The employed framework facilitates to analyze locations of false negative detections, and doing so showed some differences between CNN and radiologists: While most false negative detections by radiologists and by the RetinaNet CNN were located in paramediastinal positions, the U-Net CNN showed false negatives more uniformly distributed across the lung. Increased false negative rates along the mediastinum were already found in prior studies of blind-spot detection on CXRs51,52,53. The concentration of observer false negatives in paramediastinal positions could be due higher absorption coeffcients in this area and therefore less contrast. Another interesting observation in our study was that human readers did not fully utilise the 1-100 scale, but 86% of ratings where provided in increments of 10 (e.g. 10, 20, 30,...).

This study has some limitations: Above all, as stated before, the simulation does not completely resemble the real setting: The tumor shape generation was implemented using simple augmentation model, due to less implementation effort. Forward-projections were performed by a parallel beam projector, as cone-beam projectors are computationally more challenging. The radiograph resolution is further limited to 512 pixel width, as the CT scan resolution is not higher. Furthermore, while the test set was checked to be nodule-free, the potential presence of additional tumors in the training data set may impact the performance. However, as the true non-nodulous areas occur with a much higher frequency than falsely marked regions, this is probably compensated by the class imbalance effect54. Another limitation is the use of absorption values derived from HU values: here, future work could further improve the simulation model by using a polychromatic spectrum with different kVp settings.

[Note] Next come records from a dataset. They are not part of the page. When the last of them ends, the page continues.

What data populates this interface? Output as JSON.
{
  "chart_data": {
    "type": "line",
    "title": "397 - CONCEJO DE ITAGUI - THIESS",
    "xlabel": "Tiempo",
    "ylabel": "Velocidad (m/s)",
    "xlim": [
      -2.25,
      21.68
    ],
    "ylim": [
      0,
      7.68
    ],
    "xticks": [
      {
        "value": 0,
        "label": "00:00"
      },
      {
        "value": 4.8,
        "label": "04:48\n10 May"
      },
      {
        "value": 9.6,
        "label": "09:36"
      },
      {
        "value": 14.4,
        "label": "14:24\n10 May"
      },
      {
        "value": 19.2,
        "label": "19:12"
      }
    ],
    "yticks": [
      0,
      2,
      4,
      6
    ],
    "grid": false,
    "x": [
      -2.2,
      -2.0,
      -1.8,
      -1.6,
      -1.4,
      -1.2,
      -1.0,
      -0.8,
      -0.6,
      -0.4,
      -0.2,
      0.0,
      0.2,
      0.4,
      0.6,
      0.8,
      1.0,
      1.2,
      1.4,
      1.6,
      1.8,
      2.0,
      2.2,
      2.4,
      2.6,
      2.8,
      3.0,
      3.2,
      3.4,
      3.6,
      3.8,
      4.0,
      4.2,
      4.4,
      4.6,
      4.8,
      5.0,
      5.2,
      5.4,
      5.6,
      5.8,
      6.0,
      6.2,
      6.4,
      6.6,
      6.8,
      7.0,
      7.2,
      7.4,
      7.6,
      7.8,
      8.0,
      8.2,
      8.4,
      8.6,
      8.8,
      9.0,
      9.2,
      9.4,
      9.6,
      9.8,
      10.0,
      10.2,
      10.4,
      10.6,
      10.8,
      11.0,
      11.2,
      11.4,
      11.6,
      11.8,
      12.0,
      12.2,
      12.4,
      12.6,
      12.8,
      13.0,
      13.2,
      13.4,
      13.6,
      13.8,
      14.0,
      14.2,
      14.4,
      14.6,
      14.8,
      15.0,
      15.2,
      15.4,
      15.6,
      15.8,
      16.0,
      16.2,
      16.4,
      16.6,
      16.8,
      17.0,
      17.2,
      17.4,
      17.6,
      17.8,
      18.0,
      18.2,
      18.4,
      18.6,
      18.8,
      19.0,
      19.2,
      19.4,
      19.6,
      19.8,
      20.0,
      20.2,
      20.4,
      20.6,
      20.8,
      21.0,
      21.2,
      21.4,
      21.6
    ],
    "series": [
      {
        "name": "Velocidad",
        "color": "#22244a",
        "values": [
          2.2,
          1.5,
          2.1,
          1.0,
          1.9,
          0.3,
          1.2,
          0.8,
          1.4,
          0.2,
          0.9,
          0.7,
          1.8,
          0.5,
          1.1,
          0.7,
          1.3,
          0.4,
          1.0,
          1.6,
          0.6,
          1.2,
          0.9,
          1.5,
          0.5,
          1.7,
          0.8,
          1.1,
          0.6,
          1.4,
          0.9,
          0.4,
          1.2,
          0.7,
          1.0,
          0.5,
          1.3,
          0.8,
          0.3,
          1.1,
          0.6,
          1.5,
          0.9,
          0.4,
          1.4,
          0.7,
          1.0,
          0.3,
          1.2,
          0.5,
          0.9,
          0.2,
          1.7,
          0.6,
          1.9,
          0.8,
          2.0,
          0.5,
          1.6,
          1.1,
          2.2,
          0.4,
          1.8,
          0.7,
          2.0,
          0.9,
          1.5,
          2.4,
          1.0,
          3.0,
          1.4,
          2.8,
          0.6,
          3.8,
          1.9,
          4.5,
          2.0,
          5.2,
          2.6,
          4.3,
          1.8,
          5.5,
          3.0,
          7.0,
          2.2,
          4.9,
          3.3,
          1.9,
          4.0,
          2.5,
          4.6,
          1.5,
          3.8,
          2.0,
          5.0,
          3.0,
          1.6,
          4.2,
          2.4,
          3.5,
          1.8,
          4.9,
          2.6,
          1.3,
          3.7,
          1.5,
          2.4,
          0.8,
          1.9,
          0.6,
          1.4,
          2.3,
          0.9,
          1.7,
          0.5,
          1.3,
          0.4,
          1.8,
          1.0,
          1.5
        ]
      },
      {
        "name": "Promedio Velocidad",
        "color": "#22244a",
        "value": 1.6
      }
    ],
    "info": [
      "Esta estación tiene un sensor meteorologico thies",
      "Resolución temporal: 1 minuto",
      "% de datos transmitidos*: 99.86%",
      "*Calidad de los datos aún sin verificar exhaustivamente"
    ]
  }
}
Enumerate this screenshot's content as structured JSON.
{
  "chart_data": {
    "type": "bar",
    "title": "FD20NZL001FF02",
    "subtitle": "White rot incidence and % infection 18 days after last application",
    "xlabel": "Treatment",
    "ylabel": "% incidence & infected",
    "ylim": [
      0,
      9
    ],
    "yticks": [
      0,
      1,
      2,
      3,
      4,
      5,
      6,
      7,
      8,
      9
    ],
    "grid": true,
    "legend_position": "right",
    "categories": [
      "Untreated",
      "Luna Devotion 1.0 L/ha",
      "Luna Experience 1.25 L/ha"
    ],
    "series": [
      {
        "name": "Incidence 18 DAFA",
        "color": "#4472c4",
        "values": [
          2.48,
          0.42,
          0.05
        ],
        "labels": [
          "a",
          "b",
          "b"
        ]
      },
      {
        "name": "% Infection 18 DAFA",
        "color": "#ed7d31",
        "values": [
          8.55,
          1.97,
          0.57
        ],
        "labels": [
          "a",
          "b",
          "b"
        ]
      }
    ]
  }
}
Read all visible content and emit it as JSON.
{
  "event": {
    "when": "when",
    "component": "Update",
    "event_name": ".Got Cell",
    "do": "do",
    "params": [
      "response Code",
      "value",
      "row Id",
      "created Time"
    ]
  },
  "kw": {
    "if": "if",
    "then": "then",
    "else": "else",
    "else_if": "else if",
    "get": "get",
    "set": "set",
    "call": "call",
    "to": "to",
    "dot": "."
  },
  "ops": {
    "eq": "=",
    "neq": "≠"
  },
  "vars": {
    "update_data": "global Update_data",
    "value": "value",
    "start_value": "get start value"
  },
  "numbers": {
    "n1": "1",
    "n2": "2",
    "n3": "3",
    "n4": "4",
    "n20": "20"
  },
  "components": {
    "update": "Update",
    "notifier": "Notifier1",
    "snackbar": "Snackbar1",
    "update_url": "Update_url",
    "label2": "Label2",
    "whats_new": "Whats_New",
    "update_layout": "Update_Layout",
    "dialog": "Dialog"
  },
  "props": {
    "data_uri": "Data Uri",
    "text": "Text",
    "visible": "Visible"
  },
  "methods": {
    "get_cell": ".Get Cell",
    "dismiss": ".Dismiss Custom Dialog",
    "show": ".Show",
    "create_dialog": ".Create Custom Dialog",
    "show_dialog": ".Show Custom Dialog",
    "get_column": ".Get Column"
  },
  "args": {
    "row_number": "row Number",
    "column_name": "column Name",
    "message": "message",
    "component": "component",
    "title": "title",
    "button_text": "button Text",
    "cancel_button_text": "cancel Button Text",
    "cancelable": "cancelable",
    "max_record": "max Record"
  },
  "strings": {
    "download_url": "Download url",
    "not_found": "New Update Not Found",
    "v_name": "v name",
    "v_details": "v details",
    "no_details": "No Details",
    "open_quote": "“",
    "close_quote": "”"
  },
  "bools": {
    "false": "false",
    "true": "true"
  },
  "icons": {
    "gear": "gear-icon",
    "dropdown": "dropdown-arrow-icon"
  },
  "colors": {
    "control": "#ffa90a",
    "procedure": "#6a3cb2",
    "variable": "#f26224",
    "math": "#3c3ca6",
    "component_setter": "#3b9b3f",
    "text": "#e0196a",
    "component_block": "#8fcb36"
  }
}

Moreover, a limitation is that the number of different nodules used in the study still was low. This number could be increased, in order to have more variation between the different nodules. Also, the number of healthy cases was low. As these were generated from healthy CT scans, only one X-ray image per scan was generated in order to avoid duplicate radiographs.

Since a simulation does never completely resemble the real setting, the radiologist’s performance may be slightly worse than an evaluation on real radiographs. Here, the expression of effects such as the silhouette sign or differences in the mediastinal area between upright and supine patient positions could play a role.

Conclusion

In this study, we presented a framework that generated realistic looking radiographs by inserting nodules into existing CT volumes. The radiographs generated by the framework were used to train multiple CNNs and to evaluate the CNN performance against radiologists. We found our method to be adequate for initial CNN and observer performance evaluation. Thus, it could serve as an additional performance indicator for CNNs, as, contrary to manually annotated data, the groundtruth segmentations are perfectly accurate. Furthermore, our method allows to find positions where observers have problems identifying nodules: we found critical positions in paramediastinal positions.